At first Davis felt lucky when he found Eddie Munz, a local high school dropout who had some experience
washing dishes. Davis could not afford to pay a dishwasher more than $4 an hour, but Eddie did not
seem to mind that. Moreover, Eddie seemed to get the dishes clean. But he was so slow! Davis originally
thought Eddie just was not quick about anything, but he changed his mind as he observed his behavior in
the kitchen. Eddie loved to talk to the cooks, often turning his back on the dishes for minutes at a time to
chitchat. He also nibbled desserts off of dirty plates and sprayed the servers with water whenever they
got near him. The kitchen was always a mess, and so many dishes piled up that often two hours after
closing time, when everything else was ready for the next clay, Eddie would still be scraping and squirting
and talking. Davis began to wonder if there was a method to Eddie’s madness: He was getting paid by
the hour, so why should he work faster? But Davis did not like having a constantly sloppy kitchen, so he
determined to have a talk with Eddie.
Davis figured out that Eddie had been making $28 on his reasonably efficient nights and then met with
Eddie and made him a proposal. First he asked Eddie how soon he thought he could finish after the last
customer left. Eddie said an hour and a quarter. When Davis asked if he would be interested in getting off
forty-five minutes earlier than he had been, Eddie seemed excited. And when he offered to pay Eddie the
$28 for a complete job every night, regardless of when he finished, Eddie could hardly contain himself. It
turned out he did not like to work until 2:00 a.m., but he needed every dollar he could get.

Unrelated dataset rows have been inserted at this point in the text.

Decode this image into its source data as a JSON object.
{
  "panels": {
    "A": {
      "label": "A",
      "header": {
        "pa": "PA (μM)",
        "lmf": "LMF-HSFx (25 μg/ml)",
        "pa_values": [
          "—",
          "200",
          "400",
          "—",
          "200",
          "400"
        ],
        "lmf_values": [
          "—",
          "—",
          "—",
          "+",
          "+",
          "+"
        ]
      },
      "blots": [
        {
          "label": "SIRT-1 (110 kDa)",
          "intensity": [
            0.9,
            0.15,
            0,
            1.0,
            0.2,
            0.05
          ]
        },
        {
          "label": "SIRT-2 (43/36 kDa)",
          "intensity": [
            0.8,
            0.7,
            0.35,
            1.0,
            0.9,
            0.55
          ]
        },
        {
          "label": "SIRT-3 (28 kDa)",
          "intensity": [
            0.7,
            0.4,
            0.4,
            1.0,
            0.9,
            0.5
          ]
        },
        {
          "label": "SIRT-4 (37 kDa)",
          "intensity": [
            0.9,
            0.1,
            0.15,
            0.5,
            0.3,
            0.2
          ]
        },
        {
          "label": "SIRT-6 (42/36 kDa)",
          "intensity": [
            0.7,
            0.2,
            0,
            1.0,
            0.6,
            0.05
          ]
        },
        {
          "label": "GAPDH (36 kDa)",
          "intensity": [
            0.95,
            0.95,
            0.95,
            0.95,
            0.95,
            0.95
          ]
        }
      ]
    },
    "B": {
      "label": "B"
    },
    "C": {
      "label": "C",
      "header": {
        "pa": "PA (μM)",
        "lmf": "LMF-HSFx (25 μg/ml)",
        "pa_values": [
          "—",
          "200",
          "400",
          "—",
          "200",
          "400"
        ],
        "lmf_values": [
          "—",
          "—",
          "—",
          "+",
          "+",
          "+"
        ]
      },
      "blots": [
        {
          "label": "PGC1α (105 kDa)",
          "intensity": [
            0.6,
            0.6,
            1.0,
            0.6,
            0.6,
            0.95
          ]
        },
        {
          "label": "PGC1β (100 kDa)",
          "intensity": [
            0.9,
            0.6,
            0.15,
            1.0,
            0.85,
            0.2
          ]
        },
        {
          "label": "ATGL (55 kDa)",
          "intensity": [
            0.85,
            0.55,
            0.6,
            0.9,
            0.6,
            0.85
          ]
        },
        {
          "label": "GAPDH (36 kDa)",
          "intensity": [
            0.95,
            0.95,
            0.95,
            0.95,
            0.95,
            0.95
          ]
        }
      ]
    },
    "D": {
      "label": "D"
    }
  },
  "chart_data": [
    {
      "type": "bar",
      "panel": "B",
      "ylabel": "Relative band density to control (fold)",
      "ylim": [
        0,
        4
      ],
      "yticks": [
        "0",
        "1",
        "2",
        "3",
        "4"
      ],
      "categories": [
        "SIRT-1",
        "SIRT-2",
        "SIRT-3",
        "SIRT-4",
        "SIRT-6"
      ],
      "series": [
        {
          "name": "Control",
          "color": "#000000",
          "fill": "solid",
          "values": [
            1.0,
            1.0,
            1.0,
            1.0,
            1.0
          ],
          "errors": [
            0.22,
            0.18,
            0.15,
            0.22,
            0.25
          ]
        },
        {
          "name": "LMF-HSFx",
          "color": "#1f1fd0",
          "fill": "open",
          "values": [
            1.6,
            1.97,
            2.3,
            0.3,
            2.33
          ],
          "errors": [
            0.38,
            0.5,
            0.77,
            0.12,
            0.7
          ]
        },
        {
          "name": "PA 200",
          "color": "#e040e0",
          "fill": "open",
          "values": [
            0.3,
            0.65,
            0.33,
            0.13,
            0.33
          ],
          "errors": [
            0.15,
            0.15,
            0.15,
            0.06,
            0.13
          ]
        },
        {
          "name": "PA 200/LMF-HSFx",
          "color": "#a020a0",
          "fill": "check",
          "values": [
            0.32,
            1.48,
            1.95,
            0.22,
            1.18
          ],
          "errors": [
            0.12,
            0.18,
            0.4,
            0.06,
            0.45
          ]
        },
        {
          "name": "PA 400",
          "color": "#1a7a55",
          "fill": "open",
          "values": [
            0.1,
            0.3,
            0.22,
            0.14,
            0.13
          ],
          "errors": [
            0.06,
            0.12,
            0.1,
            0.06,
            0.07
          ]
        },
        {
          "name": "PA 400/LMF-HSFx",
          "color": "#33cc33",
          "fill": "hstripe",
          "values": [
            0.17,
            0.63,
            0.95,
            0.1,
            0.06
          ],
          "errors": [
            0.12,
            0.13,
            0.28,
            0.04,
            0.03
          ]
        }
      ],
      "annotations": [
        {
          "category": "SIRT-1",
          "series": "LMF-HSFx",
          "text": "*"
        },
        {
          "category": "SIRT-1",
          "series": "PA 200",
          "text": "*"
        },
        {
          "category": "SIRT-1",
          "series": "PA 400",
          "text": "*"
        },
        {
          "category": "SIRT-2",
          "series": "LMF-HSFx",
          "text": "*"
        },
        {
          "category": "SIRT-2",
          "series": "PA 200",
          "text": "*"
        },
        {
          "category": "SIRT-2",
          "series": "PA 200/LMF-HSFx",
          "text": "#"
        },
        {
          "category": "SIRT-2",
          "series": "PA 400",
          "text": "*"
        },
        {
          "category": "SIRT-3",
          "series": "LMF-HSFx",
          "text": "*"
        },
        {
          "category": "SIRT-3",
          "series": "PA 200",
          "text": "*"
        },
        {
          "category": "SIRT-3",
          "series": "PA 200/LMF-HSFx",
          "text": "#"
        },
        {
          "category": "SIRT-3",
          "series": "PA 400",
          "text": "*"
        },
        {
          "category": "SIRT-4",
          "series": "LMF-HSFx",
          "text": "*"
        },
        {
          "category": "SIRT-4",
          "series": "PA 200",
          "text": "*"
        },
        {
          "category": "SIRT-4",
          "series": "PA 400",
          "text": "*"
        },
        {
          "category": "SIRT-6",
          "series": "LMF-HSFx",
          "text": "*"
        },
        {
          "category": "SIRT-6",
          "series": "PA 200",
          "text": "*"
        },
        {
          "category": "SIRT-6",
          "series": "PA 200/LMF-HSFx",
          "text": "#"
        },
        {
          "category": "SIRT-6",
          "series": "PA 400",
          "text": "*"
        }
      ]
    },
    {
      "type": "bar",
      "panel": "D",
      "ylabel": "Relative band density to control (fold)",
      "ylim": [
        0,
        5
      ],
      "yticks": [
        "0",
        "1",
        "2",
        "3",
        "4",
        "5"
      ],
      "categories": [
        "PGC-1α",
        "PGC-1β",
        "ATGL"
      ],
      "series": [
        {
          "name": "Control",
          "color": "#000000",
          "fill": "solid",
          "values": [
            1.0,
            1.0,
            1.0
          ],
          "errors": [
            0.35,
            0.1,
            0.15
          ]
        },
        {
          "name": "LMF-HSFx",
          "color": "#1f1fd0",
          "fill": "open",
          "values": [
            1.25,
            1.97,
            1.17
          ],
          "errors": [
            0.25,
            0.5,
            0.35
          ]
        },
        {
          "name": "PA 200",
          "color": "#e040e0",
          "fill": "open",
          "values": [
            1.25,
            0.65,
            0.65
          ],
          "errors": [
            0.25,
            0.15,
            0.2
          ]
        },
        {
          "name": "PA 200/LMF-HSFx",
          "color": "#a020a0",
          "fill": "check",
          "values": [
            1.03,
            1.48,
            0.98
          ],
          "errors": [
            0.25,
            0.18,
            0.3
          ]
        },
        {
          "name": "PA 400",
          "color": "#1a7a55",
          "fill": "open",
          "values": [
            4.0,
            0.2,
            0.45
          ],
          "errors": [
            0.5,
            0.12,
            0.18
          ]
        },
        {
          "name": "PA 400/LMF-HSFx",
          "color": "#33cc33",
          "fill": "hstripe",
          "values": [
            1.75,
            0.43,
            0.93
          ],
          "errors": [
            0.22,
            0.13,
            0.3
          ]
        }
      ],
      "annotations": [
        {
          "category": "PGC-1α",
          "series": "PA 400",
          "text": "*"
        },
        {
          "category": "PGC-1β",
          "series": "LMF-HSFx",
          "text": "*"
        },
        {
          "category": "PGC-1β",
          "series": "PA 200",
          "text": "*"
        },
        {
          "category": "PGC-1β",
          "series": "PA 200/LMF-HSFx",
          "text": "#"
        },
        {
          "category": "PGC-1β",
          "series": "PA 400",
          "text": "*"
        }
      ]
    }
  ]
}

The next week, a new chalkboard appeared next to the kitchen door leading out to the dining room. On
top it read, “Eddie’s Goal for a Record Time.” By the end of the first week, Davis had printed on the
bottom “l.” Davis began inspecting the dishes more often than usual, but he found no decrease in the
quality of Eddie’s work. So on Sunday, he said to Eddie, “Let’s try for an hour.”
A month later, the board read “42 minutes.” The situation in the kitchen had changed radically. The former
“Eddie the Slob” had become “Eddie the Perfectionist.” His area was spotless, he was often waiting when
someone came from the dining room with a stack of dirty plates, and he took it as a personal affront if
anyone found a spot on a plate he had washed. Instead of complaining about Eddie squirting them, the
servers kidded him about what a worker he had become, and they stacked the plates and separated the
silver to help him break his record. And the first time Eddie got done at 12:42, they all went out for an
hour on the town together.
What did Andy Davis do to change Eddie’s behavior?
Which elements of total quality management and performance management did Andy Davis use?
Could Davis have used a different system of rewards to get the same results from Eddie Munz?